We have read the article Jejunogastric intussusception with internal herniation in the stomach by Khanna S, Kumar D, Khanna R, and Gupta SK [1] with interest. The authors have described a case, wherein a gangrenous jejunogastric intussusceptions (JGI) was reduced by gentle traction and about 30 cm of gangrenous bowel was subsequently resected. Presence of gangrene in the intussusceptions is an important consideration in deciding the operative procedure in individual patient and it also affects prognosis. Reduction of gangrenous JGI is difficult, often impossible, and even inadvisable. Rupture of the jejunal wall may occur at the site of necrotic areas [2] and cause peritoneal contamination.
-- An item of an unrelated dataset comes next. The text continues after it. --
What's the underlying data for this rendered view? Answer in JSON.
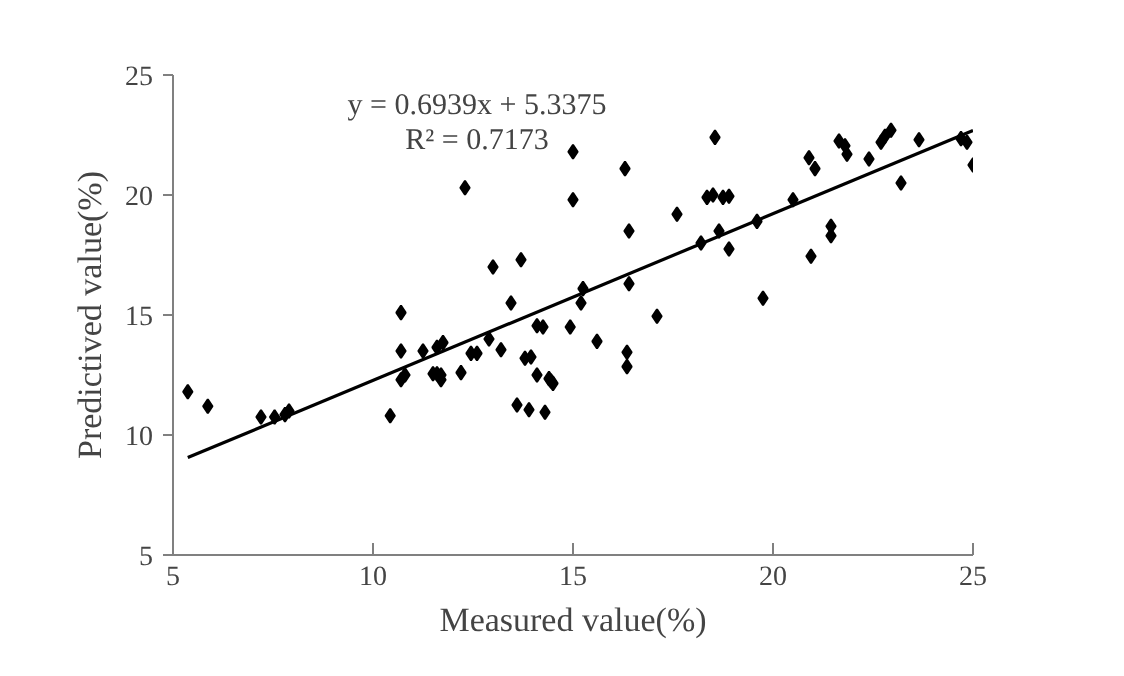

A gangrenous JGI is required to be resected expeditiously. Various techniques for resection of irreducible gangrenous JGI have been described: division of stoma, taking down the gastrojejunostomy, or a higher gastrectomy. We wish to draw attention of the esteemed readers to a simple technique for in situ resection of irreducible, gangrenous JGI [2, 3]. The gangrene is confined to the distal part of intussusception which can be resected just distal to gastroenterostomy stoma, through an anterior gastrostomy. Both the outer tube (the intussuscepient) and the inner tube (the intussusceptum) are divided circumferentially at the same level, about 2 cm away from the gastroenterostomy stoma, followed by piecemeal division of the mesentry. The two segments of the jejunum can be easily dis-invaginated following the resection of distal gangrenous part. Continuity of the jejunum can be restored by primary end-to-end anastomosis after confirming the viability of the ends of the jejunum. The anterior gastrostomy is closed in two layers. In situ resection obviates the need for applying traction to gangrenous bowel; it furthermore avoids division and dismantling of gastroenterostomy stoma or higher gastric resection.